Tuesday, December 30, 2014

The Looted Ships in the Navy Docks

Pam Keyes has just published a very interesting article about the Battle of Lake Borgne.

http://www.historiaobscura.com/pattersons-mistake-the-battle-of-lake-borgne-revisited/

The article describes a number of tactical and strategic mistakes made by Commodore Daniel T. Patterson and those under his command that not only lost the United States Navy some badly needed gun boats but also made those same gun boats available to the British to use against the American forces.

The article also touched obliquely on the fate of the ships confiscated at Barataria during the Patterson-Ross raid.

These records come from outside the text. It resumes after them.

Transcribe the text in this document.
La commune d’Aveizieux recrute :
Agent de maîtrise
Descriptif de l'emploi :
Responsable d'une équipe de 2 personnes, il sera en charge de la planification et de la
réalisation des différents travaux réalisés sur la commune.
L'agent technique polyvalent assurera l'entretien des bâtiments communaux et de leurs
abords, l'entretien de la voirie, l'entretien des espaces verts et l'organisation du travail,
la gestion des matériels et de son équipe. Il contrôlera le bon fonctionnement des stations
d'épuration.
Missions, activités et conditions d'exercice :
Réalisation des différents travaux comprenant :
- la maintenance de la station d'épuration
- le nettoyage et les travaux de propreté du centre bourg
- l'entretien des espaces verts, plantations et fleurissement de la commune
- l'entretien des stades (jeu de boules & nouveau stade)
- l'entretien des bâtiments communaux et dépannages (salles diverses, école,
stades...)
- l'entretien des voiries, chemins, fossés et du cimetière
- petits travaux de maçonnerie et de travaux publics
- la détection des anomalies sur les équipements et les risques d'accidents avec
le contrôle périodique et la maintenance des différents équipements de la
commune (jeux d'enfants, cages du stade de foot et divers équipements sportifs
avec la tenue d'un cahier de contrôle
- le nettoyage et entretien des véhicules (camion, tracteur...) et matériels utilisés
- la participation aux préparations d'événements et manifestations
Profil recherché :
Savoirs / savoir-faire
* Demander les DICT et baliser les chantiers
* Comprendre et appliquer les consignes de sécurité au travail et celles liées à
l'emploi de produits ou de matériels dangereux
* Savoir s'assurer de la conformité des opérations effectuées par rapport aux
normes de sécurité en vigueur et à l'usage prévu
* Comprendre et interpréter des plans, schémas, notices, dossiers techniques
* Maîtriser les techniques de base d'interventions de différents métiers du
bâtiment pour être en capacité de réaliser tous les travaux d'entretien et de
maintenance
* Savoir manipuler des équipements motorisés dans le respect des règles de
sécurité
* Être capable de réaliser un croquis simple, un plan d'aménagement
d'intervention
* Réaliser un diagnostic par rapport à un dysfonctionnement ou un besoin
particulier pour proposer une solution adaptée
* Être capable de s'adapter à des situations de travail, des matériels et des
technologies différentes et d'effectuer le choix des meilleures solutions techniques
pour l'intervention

Patterson’s small navy had been reduced to the Carolina schooner and Louisiana sloop, both at New Orleans, and one gunboat at Ft. St. Phillip on the Mississippi River. Six fast armed schooners taken in the Patterson-Ross raid of Jean Laffite’s Barataria sat idle at the Navy yard in New Orleans, but couldn’t be used for two reasons: there were no sailors to man them, and they were still awaiting judgment in admiralty court, so it was like they weren’t even there. The Louisiana also couldn’t be used initially due to a lack of men. Only the Carolina boasted a full crew of New Englanders who had arrived with the ship in August 1814. Patterson’s unpopularity with sometime privateer crews made him anathema for them to want to work for his navy.
 One wonders, since Andrew Jackson had declared martial law and was conscripting men and impressing sailors and confiscating property and ignoring court orders, according to the book by Matthew Warshauer, why Jackson could not simply take over the Baratarian ships in the Navy dockyard and assign Baratarian volunteers under his command to man them.

Could it be because the Navy and the Army were separate entities, and there was no Secretary of the Navy in office, and Jackson was not sure he could make his martial law stick against Daniel T. Patterson?